Въ 1896 году полковникъ Н. командовалъ бригадой пограничной стражи.
Въ это время составлялся новый его послужной списокъ.
Г. Н. приказалъ писарю записать:
«Имѣетъ сына, зовутъ такъ-то, родился тогда-то».
И такъ какъ онъ былъ самъ командующимъ бригадой, то самъ и скрѣпилъ своей надписью послужной списокъ.
За это онъ былъ отданъ подъ судъ за подлогъ по службѣ.
Онъ долженъ былъ приказать вписать:
«Усыновленный» сынъ.
Когда въ 1859 году адъютантъ замѣтилъ пропускъ въ послужномъ спискѣ, — полковникъ Н. побоялся сдѣлать общимъ достояніемъ «тайну» мальчика.
Можно себѣ представить, какую-бы сенсацію произвело такое «открытіе», — да еще въ маленькомъ провинціальномъ городкѣ.
— А вы знаете: у Н. оказывается совсѣмъ не сынъ! Подкинутъ!
— Да что вы? Да не можетъ быть?
— Увѣряю васъ!
— Ахъ, какія новости! Непремѣнно надо будетъ сейчасъ же Аннѣ Ивановнѣ сказать!
Кто знаетъ, быть-можетъ, нашлись бы — навѣрное бы, нашлись! — порядочные люди, которые запретили бы своимъ дѣтямъ, порядочнымъ дѣтямъ порядочныхъ родителей играть, дружиться съ «подкидышемъ».
Вспыхнуло бы цѣлое возмущеніе:
— Богъ знаетъ что такое! Подкидыша выдавать за своего сына! Приводить къ нашимъ дѣтямъ!
Нашлись бы сердобольные люди, сердобольныя дамы, которыя «безъ слезъ бы не могли послѣ этого смотрѣть на бѣднаго малютку».

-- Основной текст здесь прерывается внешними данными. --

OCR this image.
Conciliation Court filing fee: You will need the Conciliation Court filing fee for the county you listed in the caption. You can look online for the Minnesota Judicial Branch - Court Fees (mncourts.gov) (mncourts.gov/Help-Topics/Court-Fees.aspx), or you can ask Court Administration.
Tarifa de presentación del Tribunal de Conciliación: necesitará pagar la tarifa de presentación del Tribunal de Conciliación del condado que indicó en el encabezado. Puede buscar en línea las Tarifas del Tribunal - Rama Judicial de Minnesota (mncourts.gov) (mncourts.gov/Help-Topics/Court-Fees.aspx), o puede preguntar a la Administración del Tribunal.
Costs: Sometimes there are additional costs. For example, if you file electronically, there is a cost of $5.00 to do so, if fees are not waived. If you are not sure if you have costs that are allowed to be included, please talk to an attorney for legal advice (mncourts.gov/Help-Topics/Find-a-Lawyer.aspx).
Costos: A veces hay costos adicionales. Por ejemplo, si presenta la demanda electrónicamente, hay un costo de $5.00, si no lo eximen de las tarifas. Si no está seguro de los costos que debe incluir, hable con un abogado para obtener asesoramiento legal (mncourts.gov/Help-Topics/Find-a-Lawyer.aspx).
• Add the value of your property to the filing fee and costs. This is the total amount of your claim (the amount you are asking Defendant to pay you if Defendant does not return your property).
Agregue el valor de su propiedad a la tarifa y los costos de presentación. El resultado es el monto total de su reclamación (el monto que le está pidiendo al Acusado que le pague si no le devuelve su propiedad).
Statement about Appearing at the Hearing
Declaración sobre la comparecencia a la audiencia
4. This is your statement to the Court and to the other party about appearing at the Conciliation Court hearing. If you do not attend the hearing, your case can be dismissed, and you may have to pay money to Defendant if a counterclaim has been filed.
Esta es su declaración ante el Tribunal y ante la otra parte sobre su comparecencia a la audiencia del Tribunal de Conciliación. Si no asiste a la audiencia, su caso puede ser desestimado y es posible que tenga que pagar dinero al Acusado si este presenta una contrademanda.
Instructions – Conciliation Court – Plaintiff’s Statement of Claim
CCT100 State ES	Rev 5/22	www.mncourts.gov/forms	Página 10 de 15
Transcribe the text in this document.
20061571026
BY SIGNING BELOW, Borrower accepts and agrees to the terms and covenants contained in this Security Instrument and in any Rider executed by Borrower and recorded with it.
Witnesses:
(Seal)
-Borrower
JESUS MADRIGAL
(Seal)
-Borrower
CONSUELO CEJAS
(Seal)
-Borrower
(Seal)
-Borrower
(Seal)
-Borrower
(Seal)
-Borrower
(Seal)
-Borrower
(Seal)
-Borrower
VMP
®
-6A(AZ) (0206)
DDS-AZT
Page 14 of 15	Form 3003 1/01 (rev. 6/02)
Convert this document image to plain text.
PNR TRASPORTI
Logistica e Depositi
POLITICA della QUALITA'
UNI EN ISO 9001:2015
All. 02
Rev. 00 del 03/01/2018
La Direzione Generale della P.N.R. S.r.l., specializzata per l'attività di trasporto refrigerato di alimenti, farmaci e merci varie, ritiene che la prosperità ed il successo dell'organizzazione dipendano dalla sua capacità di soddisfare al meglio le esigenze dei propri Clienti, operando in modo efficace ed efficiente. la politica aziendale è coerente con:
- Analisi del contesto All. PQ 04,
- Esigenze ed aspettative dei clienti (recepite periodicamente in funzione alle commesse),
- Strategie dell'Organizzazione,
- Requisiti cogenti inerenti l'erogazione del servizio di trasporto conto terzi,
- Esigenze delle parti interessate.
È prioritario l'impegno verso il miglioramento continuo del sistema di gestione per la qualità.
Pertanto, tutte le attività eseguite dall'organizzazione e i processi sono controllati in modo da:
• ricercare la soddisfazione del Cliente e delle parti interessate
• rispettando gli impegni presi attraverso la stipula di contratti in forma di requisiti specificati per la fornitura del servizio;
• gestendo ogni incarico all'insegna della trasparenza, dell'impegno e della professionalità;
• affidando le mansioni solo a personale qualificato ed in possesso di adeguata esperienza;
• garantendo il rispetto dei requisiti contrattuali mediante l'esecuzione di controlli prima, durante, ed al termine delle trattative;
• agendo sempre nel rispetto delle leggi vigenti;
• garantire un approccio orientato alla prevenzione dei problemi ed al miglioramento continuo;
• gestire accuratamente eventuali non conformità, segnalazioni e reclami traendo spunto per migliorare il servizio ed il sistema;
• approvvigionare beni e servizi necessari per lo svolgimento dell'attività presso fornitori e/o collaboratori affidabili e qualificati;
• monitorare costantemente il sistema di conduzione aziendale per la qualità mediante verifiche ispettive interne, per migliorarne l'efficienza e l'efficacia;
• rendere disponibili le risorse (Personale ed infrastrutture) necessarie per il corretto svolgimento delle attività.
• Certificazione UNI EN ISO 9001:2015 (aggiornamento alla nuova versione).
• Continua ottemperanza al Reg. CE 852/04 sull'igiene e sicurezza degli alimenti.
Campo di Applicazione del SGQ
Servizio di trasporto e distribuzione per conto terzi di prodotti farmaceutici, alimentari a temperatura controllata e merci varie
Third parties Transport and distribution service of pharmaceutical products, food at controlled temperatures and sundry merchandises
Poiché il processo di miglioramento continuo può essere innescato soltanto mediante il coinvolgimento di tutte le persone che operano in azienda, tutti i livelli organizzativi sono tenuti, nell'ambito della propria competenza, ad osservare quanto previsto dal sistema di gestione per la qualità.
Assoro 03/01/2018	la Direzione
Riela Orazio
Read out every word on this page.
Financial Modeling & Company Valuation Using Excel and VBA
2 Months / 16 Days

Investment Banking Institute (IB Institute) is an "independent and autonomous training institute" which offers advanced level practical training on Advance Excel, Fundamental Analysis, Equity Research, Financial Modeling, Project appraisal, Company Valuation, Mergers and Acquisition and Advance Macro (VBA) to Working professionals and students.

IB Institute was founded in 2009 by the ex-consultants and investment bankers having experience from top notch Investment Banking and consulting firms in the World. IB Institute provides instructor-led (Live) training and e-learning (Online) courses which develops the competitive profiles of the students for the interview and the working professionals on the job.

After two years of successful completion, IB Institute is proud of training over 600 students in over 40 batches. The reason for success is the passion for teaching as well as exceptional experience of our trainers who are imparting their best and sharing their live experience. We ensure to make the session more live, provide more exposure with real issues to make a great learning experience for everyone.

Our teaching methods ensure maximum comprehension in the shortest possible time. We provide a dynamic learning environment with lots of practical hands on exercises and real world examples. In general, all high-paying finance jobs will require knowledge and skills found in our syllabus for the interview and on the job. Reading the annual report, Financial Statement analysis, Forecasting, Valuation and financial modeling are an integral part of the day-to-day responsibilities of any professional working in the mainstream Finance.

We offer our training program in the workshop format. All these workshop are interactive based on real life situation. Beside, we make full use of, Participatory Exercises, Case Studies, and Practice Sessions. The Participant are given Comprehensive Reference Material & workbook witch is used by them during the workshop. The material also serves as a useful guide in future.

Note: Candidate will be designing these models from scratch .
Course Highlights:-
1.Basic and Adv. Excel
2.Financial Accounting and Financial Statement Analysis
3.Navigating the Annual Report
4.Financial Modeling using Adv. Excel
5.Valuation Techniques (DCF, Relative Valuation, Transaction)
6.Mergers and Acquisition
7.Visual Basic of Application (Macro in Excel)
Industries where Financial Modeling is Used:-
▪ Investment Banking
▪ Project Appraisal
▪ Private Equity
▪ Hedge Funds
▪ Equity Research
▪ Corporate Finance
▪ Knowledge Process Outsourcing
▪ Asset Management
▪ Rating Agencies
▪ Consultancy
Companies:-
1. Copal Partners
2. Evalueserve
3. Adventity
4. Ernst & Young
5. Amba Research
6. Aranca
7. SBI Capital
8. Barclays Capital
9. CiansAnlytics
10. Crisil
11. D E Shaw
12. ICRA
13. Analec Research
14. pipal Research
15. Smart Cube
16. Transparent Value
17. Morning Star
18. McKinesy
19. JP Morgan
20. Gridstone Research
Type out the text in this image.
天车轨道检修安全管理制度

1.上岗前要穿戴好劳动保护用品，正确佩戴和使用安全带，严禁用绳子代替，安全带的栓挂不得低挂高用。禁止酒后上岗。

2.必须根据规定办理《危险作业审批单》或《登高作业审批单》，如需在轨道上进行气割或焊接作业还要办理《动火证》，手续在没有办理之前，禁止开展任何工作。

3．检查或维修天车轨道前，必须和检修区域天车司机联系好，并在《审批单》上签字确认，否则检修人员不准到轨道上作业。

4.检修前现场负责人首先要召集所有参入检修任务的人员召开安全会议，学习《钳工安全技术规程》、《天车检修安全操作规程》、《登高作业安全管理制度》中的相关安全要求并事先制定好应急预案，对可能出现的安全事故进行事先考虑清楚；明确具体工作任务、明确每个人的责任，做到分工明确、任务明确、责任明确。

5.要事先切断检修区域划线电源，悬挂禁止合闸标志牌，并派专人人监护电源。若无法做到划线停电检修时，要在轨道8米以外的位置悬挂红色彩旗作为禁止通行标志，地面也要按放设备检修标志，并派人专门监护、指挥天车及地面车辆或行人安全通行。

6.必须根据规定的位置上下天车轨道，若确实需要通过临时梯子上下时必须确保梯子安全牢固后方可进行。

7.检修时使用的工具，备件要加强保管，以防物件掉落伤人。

Которыя гладили бы его по головкѣ съ особой ласковостью, цѣловали бы съ особой нѣжностью, съ какою цѣлуютъ только сиротъ, и говорили со слезами на глазахъ:
— Бѣдный, бѣдный, ребенокъ!
При взглядѣ на «бѣднаго малютку» онѣ «не въ силахъ были бы удержаться отъ восклицанія»:
И вѣдь бываютъ на свѣтѣ такія матери! На куски ихъ рѣзать! Такого ангела и вдругъ подкинуть… Ужасно!
Онѣ бы мазали своими слезами лицо бѣдной г-жѣ Н.:
— Хорошо еще, что онъ попалъ на такихъ людей, какъ вы! О, вы святая… нѣтъ, нѣтъ, не протестуйте! Вы — святая женщина! Такъ любить чужого ребенка.
Онѣ бы плюнули въ чужое счастье своими слезами.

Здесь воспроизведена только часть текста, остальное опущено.